Conservatives Today Carry on Buckley's Legacy of Being Mad at Higher Ed – But Not His Motivation
Seventy years ago, William F. Buckley Jr. published his keening lament for American higher education, God and Man at Yale. Chagrin pervaded GAMAY, as Buckley later branded the book, but it also stung in a satisfying way—a high-handed swat at the Ivy League by a debonair twerp who’d only recently graduated. GAMAY has since inspired seven decades of tribute acts by more and less debonair conservatives.
Then, just this month, the college administrator and Shakespeare scholar Pano Kanelos announced that he and a cadre of renegade ideologues are starting a school in Texas expressly to exorcise from academia the nameless ghosts that have spooked conservatives since GAMAY. The casting call seems to be for self-styled outlaws with lively online newsletters or massive fortunes, along with credible claims to having been canceled.
Buckley wouldn’t have qualified. He achieved blockbuster success, first with GAMAY, then with some 60 other books; his long-running TV show, Firing Line; and National Review, which he founded in 1955. He was popular with the liberals of his caste, who loved to debate him (many won; see: James Baldwin). It’s hard to imagine he ever knew the anguish of so much as a Maidstone Club snubbing. Nor would he, in 1951, have stood with those who opposed diversity, political correctness, or “wokeness,” if only because the Yale of his time was almost uniformly white and eminently male, an institution that wouldn’t admit substantial numbers of Black men for another 15 years and women for another 20. The perceived persecution of white men and commitment to feminism and anti-racism that addle Buckley’s intellectual offspring didn’t touch him in the 1940s, as there were no other races or sexes at Yale to offend, mistreat, envy, or fear.
I reread GAMAY this fall to try to understand why American universities so reliably disappoint conservatives, decade after decade after decade. Calling higher education possibly “the most fractured institution” in “broken” America, Kanelos, in his manifesto for the University of Austin (UATX), slags off every other college as a finishing school. “Historians will study how we arrived at this tragic pass,” he concludes. And though it’s presumably premature to play historian to the tragic pass of November 2021, I figured Kanelos’s tragic pass would bear at least a passing resemblance to the numberless tragic passes at colleges confronted by reactionaries before him. I thought that GAMAY would contain, if not the first-ever tragic pass—the Eden of tragic passes—at least a kernel of the unceasing heartbreak delivered to so many right-wing college graduates by colleges. I imagined I’d find a pedagogic program in Buckley’s book that would speak to Kanelos and all the others affronted by the nation’s finishing schools.
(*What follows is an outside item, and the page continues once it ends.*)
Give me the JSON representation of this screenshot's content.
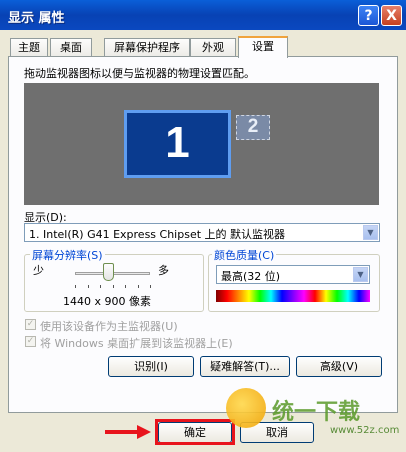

I did not.
Buckley’s notion of what students and alumni needed from mid-century colleges is nowhere in the literature for the new UATX. Kanelos mentions “students” in his manifesto only to ticket them for terrorizing conservative faculty. Unlike Buckley, who dabbled in anti-intellectualism, Kanelos is squarely on the side of the professoriate. His concern is for heterodox professors to whom students object; Buckley’s concern is for students who object to heterodox professors. Seven decades after GAMAY warned readers that colleges were failing to inculcate orthodoxy in their students, conservatives now fear they’re doing so only too effectively. They’re just worried it’s the wrong orthodoxy.